The group was formed after the First World War, when returning soldiers wanted to raise funds for their injured comrades. They performed R.C. Sheriff’s Journey’s End to a packed audience over three nights at the Gaiety in 1932. From there The Legion Players was formed.
Stephanie said: ‘The actor profiles showed most had been serving soldiers in the First World War.
‘It was their desire to raise money to support injured servicemen that led to the first play. The Legion Players has retained its support for the Royal British Legion ever since.’
She added: ‘It is a privilege to be part of a group that has had such a strong involvement in amateur theatre on island for so long.’
Asked why they had chosen the play, Stephanie said the film was shot in the island in 2008, in and around Ballahott Farm in Ballasalla and at Bishopscourt Farm in Kirk Michael. It starred Derek Jacobi, Imelda Staunton, Burt Reynolds and Samantha Bond. Her mum Olga helped the production team to source various props to transform the barn at Bishopsgate into a theatre.
‘Mum talked fondly about meeting the cast, particularly Derek Jacobi, and of course we went to see the film together,’ she said. ‘So when we were looking for a play to produce as part of Legion’s 90th anniversary celebration decade, and I saw the play performing rights were available, I read the script – and I laughed.
‘Written by Ian Hislop, of the Spitting Image fame, along with Nick Newman, it is billed as “a terrific comedy packed with killer comic dialogue... plenty of twists and turns”.’
The plot follows fading Hollywood action hero Jefferson Steele, keen to boost his flagging career.
He arrives in England to play King Lear in Stratford – only to find that this is not the birthplace of the Bard, but a sleepy Suffolk village.
And instead of Kenneth Branagh and Dame Judi Dench, the cast are a bunch of amateurs trying to save their theatre from developers.

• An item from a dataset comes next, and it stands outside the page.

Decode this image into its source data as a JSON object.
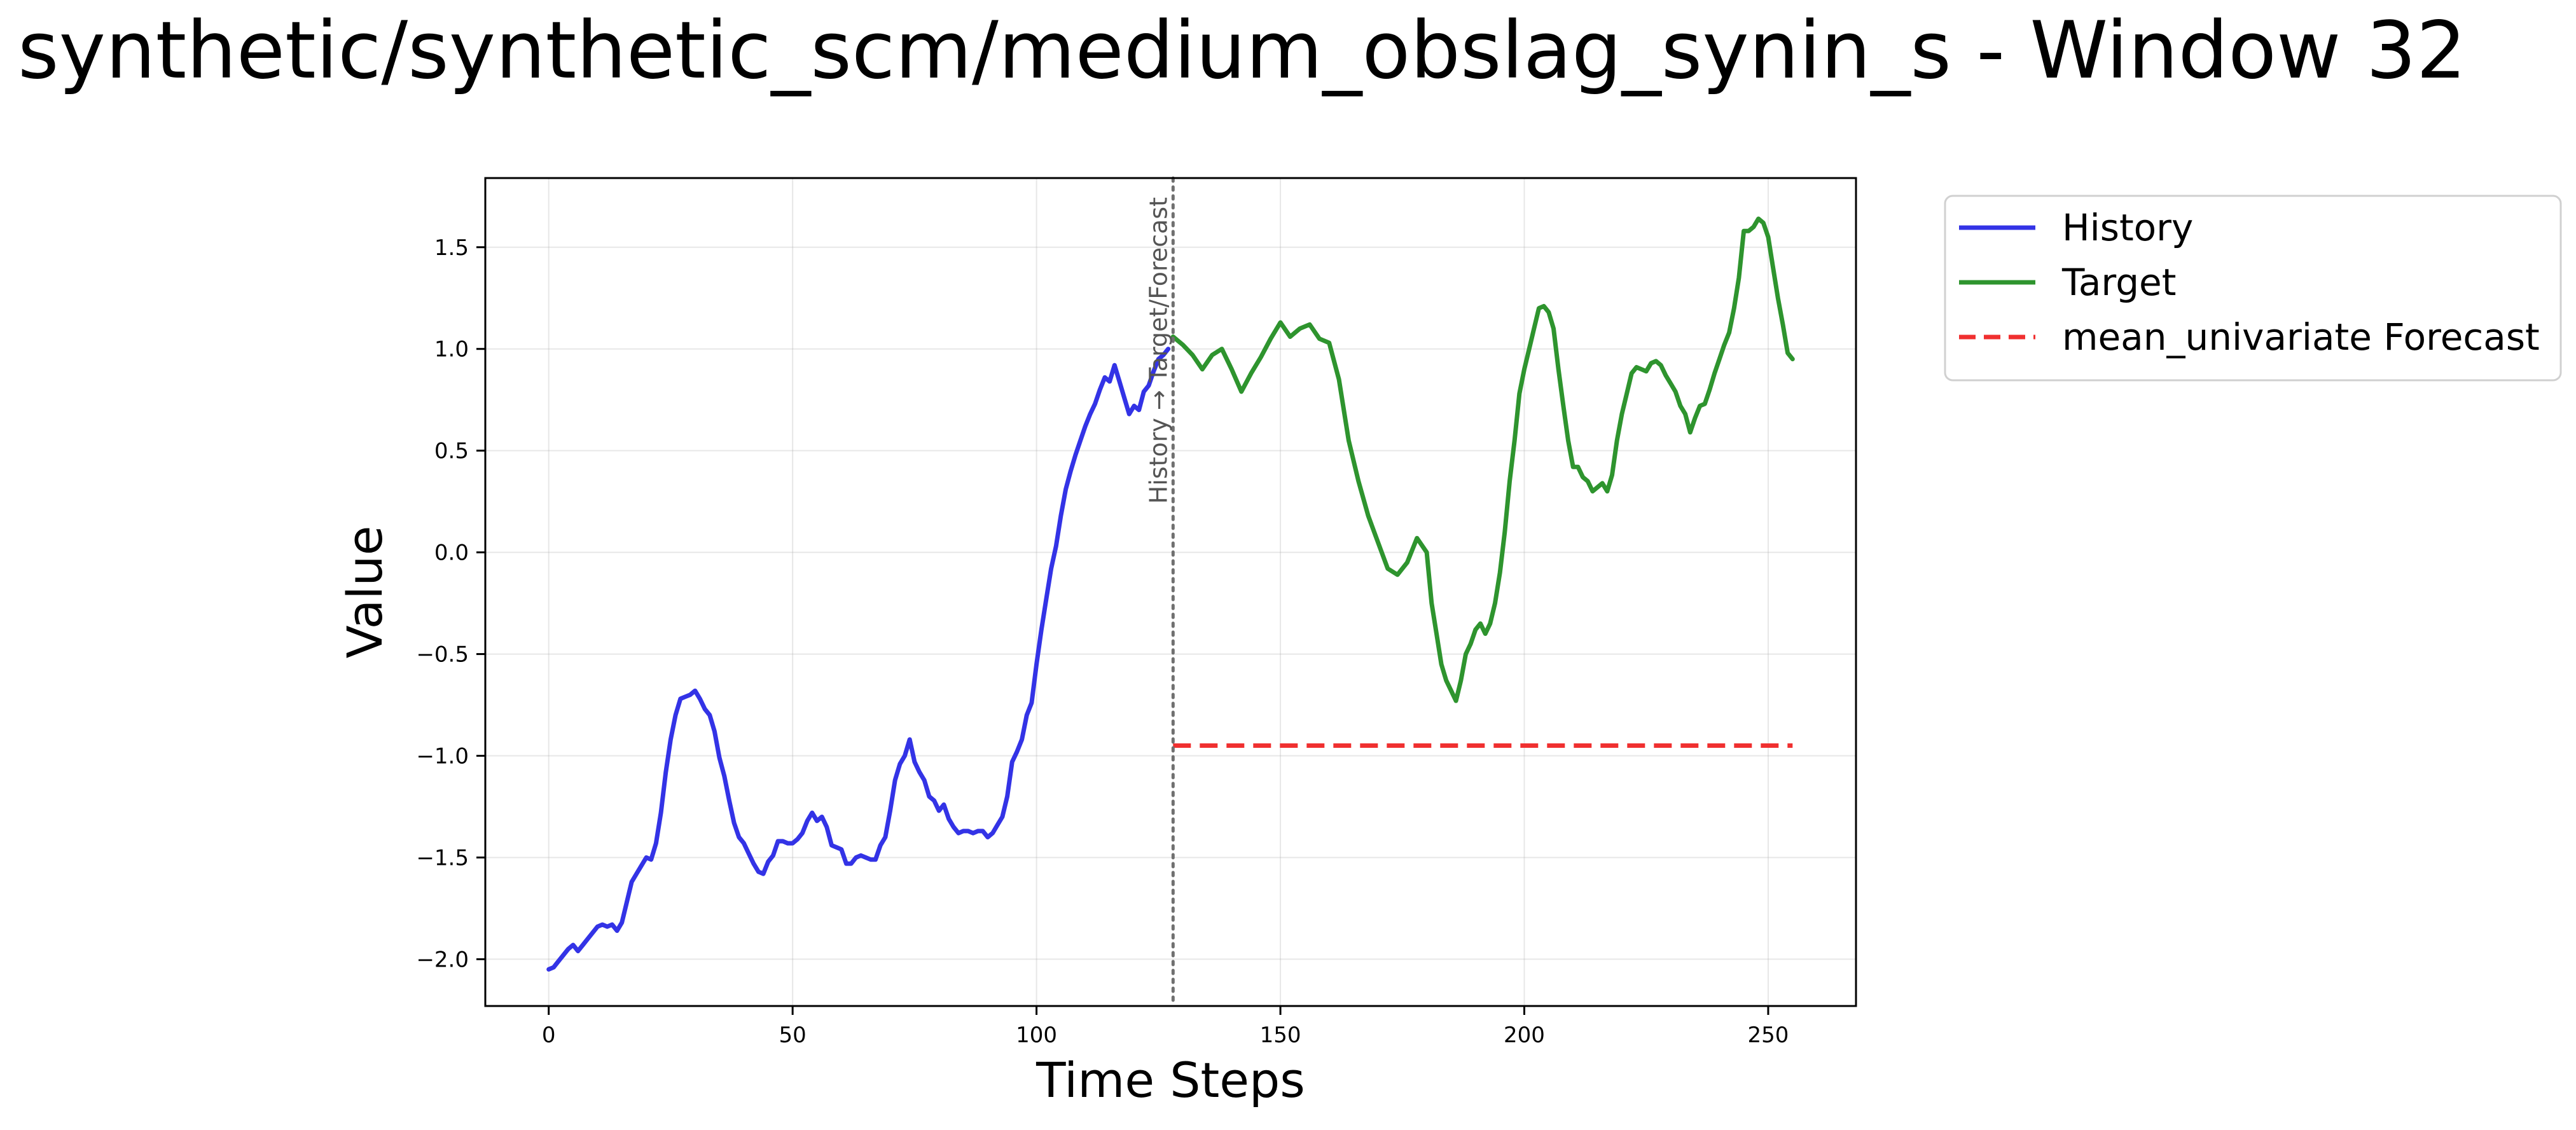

The play is directed and produced by Sonia Callin.
The cast comprises Jefferson Steel (Simon Fletcher), Jessica Steel (Alex Batey), Dennis Dobbins (Howard Caine), Mary Plunkett (Gill Buchanan), Nigel Dewbury (Chris Caine) Lauren Bell (Katryn Cawte) and Dorothy Nettle (Stephanie Gray).
The play includes some original music by Ellie Quayle. She has put to music the Shakespearean rhymes used to close the scenes.
Performances take place at Peel Centenary Centre from Thursday to Saturday, March 2 to 4, at 7.30pm. A ‘Safer Space’ matinee will take place on March 4 at 2.30pm. Tickets (£10) are available at www.centenarycentre.com or from Corlett’s, in Douglas, Celtic Gold, in Peel, or Thompson Travel, in Port Erin.